Critiqué par beaucoup comme un privilège exorbitant de l’exécutif par rapport au pouvoir législatif, le 49-3 avait été justifié ainsi par Michel Debré, père de la Constitution de 1958 et Premier ministre sous De Gaulle : « L'expérience a conduit à prévoir une disposition quelque peu exceptionnelle pour assurer, malgré les manœuvres, le vote d'un texte indispensable. »
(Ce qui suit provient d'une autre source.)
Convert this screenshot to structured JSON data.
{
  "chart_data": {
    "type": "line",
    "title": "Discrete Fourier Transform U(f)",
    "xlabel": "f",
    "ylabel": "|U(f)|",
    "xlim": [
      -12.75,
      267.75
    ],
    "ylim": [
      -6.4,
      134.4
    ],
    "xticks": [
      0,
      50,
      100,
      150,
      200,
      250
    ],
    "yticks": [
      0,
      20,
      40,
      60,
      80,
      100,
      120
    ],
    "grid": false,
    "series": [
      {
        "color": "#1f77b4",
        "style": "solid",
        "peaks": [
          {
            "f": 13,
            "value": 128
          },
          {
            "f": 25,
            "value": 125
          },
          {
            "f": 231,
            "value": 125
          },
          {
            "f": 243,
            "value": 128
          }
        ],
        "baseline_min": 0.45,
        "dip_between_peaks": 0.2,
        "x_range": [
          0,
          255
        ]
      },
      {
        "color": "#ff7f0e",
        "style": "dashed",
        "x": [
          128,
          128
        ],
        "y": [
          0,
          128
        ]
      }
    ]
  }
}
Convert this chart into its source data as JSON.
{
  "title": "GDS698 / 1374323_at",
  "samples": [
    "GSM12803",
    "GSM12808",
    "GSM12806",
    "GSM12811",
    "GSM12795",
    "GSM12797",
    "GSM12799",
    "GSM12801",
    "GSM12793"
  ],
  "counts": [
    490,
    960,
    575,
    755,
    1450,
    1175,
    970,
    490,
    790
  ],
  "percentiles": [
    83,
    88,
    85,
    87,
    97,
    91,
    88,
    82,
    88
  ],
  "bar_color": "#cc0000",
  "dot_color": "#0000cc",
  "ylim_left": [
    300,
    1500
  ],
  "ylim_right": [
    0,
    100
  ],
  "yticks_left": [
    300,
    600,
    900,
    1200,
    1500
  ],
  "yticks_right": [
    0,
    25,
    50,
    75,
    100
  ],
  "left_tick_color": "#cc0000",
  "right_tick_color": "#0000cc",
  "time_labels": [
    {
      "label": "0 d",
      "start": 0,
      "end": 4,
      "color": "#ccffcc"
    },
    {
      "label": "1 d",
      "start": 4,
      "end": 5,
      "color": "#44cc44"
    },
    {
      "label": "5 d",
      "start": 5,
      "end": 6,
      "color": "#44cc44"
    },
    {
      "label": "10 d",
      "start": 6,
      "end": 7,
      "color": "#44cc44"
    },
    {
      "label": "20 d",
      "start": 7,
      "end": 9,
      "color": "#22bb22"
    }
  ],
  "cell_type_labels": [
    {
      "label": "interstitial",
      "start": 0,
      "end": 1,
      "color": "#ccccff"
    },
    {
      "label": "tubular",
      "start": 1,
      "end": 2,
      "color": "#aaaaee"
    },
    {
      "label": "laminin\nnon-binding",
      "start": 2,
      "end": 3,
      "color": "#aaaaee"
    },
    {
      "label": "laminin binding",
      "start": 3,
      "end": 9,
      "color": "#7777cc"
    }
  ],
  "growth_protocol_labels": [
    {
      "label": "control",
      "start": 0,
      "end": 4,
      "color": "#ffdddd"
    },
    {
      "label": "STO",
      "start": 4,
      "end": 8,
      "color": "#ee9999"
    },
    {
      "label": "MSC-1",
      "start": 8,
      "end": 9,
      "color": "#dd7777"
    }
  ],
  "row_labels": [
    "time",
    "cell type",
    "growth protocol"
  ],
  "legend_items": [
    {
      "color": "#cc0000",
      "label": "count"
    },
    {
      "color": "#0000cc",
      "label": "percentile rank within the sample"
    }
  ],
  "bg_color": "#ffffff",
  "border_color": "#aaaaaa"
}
La révision constitutionnelle de 2008 a encadré le recours au 49-3 par le gouvernement. Depuis cette date, son usage est limité à un seul texte de loi par session parlementaire, mis à part pour les lois de finances et de financement de la Sécurité sociale pour lesquelles aucune limite n’est prévue.
Depuis l’adoption de la Constitution actuelle en 1958, le 49-3 a été utilisé à exactement 100 reprises, soit plus d’une fois par an en moyenne. Malgré les critiques et un rythme très inégal d’un gouvernement à l’autre, cette pratique est bien ancrée dans la vie institutionnelle française.
Sur 100 cas de recours au 49-3, 58 motions de censure ont été déposées par les députés : dans plus de la moitié des cas, le Parlement a donc tenté de faire obstruction au gouvernement.
L’utilisation du 49-3 n’est pas spécifique à un camp politique. Avant l’arrivée au pouvoir d’Emmanuel Macron en 2017, la procédure avait été enclenchée 56 fois par des gouvernements de gauche et 32 fois par des gouvernements de droite.
Le record absolu est détenu par Michel Rocard, le Premier ministre de François Mitterrand de 1988 à 1991, avec 28 utilisations du 49-3. Mais contrairement à la plupart des autres chefs de gouvernement sous la Ve République, le socialiste ne disposait que d’une majorité relative, ce qui l’a poussé à sortir plus souvent l’arme constitutionnelle absolue.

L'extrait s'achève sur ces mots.